Kowalski Sebastian, Allard Sybille, Scherf Ullrich
Bergische Universität Wuppertal, makrobuw and Institute for Polymer Technology, Gauss-Str. 20, D-42119, Wuppertal, Germany.
Macromol Rapid Commun. 2015 Jun;36(11):1061-8. doi: 10.1002/marc.201400557. Epub 2014 Dec 4.
Direct arylation polycondensation represents a promising alternative to the currently used aryl-aryl coupling schemes for conjugated polymer synthesis that is characterized by a potentially lower impact on the environment and reduced costs. However, scope and limitations of this novel protocol are not fully understood until now. Two main aspects are, hereby, i) the chemical nature of side reactions that occur during coupling of nonactivated and dihalogenated aromatic monomers, and ii) the influence of steric and electronic factors on the reactivity of the monomers. Within this communication, the 4,4-bis(2-ethylhexyl)-cyclopenta[1,2-b:5,4-b']dithiophene (CPDT)/2,1,3-benzothiadiazole (BT) monomer couple for direct arylation synthesis of the alternating copolymer poly(4,4-(2-ethylhexyl)-cyclopenta[2,1-b:3,4-b']dithiophene-alt-2,1,3-benzothiadiazole) (PCPDTBT) is studied and homocoupling identified as the dominating side reaction. The study demonstrates that homocoupling can be almost completely suppressed through a clever choice of the reaction conditions. Finally, the findings implicate that mainly electronic factors control the reactivity of both monomers.

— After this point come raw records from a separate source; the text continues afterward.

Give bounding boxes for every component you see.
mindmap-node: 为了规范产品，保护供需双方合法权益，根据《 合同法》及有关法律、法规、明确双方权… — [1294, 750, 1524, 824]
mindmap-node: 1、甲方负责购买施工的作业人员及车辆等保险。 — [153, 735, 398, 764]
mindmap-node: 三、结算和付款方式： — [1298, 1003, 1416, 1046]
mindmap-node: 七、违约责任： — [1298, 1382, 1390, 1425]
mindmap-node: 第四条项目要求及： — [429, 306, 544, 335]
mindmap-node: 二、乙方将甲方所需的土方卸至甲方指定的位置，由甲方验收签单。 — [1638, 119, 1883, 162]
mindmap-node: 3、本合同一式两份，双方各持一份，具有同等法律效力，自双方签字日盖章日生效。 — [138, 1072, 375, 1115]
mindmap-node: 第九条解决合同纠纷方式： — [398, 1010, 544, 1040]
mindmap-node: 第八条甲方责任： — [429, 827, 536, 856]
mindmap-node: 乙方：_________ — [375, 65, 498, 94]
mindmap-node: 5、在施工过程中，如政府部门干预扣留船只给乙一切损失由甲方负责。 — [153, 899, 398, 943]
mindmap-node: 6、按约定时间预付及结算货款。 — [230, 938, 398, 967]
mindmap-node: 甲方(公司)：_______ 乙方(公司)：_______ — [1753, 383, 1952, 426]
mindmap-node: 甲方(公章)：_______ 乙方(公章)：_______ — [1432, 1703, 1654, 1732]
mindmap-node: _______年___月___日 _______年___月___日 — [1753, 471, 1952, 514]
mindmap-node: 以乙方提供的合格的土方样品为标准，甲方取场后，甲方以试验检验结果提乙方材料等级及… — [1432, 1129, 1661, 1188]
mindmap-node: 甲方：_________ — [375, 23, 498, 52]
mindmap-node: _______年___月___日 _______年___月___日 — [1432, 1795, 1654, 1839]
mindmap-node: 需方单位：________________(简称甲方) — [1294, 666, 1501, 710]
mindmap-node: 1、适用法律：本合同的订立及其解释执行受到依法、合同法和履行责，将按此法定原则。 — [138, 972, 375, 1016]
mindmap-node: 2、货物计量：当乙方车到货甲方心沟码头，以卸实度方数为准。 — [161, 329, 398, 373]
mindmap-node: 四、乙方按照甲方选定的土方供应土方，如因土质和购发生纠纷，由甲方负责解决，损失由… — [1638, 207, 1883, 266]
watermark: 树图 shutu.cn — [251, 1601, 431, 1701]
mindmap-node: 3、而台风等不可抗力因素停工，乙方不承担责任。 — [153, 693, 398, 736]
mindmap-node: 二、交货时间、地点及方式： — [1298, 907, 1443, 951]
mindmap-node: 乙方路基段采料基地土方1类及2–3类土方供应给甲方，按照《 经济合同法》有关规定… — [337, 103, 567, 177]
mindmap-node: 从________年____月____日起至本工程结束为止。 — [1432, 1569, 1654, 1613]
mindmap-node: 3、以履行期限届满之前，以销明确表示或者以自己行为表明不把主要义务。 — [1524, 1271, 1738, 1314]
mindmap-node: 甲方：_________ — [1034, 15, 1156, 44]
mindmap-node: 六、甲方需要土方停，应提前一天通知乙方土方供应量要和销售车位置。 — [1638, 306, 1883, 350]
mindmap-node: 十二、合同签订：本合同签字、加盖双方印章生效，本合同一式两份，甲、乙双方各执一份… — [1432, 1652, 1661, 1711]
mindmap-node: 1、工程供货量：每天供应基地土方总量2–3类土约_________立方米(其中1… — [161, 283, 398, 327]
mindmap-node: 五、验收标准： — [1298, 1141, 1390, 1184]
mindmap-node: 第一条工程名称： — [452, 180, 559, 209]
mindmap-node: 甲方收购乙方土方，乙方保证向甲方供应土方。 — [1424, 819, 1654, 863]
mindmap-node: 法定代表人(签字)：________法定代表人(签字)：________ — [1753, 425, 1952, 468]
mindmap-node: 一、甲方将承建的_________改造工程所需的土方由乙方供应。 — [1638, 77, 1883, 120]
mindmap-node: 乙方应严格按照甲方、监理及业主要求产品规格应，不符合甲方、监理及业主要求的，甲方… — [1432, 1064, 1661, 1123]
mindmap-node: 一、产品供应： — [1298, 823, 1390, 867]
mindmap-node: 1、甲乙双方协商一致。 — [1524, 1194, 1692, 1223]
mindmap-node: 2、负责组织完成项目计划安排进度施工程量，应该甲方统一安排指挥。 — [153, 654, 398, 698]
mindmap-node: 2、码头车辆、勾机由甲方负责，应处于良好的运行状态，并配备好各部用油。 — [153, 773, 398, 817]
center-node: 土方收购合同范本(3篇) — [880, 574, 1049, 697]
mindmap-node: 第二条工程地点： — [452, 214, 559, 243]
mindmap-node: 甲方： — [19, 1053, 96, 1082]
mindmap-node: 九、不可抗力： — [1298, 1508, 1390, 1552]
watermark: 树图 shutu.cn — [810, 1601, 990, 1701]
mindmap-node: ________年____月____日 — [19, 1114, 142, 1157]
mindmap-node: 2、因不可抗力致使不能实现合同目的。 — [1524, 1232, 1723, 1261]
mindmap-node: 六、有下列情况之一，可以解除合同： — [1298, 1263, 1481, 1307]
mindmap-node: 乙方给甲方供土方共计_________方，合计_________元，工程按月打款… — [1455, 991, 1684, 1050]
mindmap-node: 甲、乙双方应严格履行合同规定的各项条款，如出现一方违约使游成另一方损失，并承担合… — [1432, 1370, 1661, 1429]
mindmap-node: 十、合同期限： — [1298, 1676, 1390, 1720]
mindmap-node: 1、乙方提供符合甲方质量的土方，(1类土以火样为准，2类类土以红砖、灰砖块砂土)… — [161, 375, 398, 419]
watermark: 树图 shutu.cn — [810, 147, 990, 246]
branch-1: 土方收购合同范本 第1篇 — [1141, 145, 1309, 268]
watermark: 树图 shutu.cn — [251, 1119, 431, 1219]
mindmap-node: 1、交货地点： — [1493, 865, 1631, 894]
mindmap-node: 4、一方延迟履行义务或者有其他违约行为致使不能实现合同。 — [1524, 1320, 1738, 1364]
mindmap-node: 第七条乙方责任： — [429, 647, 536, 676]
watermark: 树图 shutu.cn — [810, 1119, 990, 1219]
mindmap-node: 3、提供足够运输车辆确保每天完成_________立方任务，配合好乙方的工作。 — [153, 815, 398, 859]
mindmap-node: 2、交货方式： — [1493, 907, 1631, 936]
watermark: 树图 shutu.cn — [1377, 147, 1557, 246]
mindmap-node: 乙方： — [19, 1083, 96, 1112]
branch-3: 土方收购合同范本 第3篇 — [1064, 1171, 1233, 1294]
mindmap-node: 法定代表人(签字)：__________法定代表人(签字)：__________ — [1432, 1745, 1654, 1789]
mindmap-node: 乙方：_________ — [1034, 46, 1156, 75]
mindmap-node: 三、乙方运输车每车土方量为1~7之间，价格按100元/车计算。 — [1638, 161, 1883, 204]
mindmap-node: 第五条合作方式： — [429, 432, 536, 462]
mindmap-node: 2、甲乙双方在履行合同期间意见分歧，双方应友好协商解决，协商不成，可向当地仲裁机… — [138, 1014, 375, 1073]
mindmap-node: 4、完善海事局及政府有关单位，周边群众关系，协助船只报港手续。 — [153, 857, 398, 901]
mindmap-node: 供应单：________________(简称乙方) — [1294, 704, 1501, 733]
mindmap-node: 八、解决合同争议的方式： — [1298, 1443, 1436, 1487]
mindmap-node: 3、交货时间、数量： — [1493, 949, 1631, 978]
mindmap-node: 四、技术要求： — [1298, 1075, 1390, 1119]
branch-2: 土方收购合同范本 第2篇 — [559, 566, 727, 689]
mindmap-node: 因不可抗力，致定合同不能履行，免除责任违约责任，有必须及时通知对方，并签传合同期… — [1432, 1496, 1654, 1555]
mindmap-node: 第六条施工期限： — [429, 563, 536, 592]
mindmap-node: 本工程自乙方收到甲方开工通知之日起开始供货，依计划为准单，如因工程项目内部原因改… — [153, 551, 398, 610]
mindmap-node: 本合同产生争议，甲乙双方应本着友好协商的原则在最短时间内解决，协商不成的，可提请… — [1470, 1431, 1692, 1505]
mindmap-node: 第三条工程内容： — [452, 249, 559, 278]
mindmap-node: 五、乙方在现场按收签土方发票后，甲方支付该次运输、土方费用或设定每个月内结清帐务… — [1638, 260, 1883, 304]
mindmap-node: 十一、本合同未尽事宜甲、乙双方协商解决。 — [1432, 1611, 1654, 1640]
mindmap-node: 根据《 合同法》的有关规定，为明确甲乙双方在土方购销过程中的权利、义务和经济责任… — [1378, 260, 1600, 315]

直接芳基化缩聚反应是目前用于共轭聚合物合成的芳基-芳基偶联方案的一种有前景的替代方法,其特点是对环境的潜在影响较小且成本降低。然而,到目前为止,这种新方法的适用范围和局限性尚未完全了解。在此,有两个主要方面:i)在未活化的二卤代芳族单体偶联过程中发生的副反应的化学性质,以及ii)空间和电子因素对单体反应性的影响。在本通讯中,研究了用于直接芳基化合成交替共聚物聚(4,4-(2-乙基己基)-环戊并[2,1-b:3,4-b']二噻吩-alt-2,1,3-苯并噻二唑)(PCPDTBT)的4,4-双(2-乙基己基)-环戊并[1,2-b:5,4-b']二噻吩(CPDT)/2,1,3-苯并噻二唑(BT)单体对,并确定均偶联为主要的副反应。该研究表明,通过巧妙选择反应条件,几乎可以完全抑制均偶联。最后,研究结果表明,主要是电子因素控制了两种单体的反应性。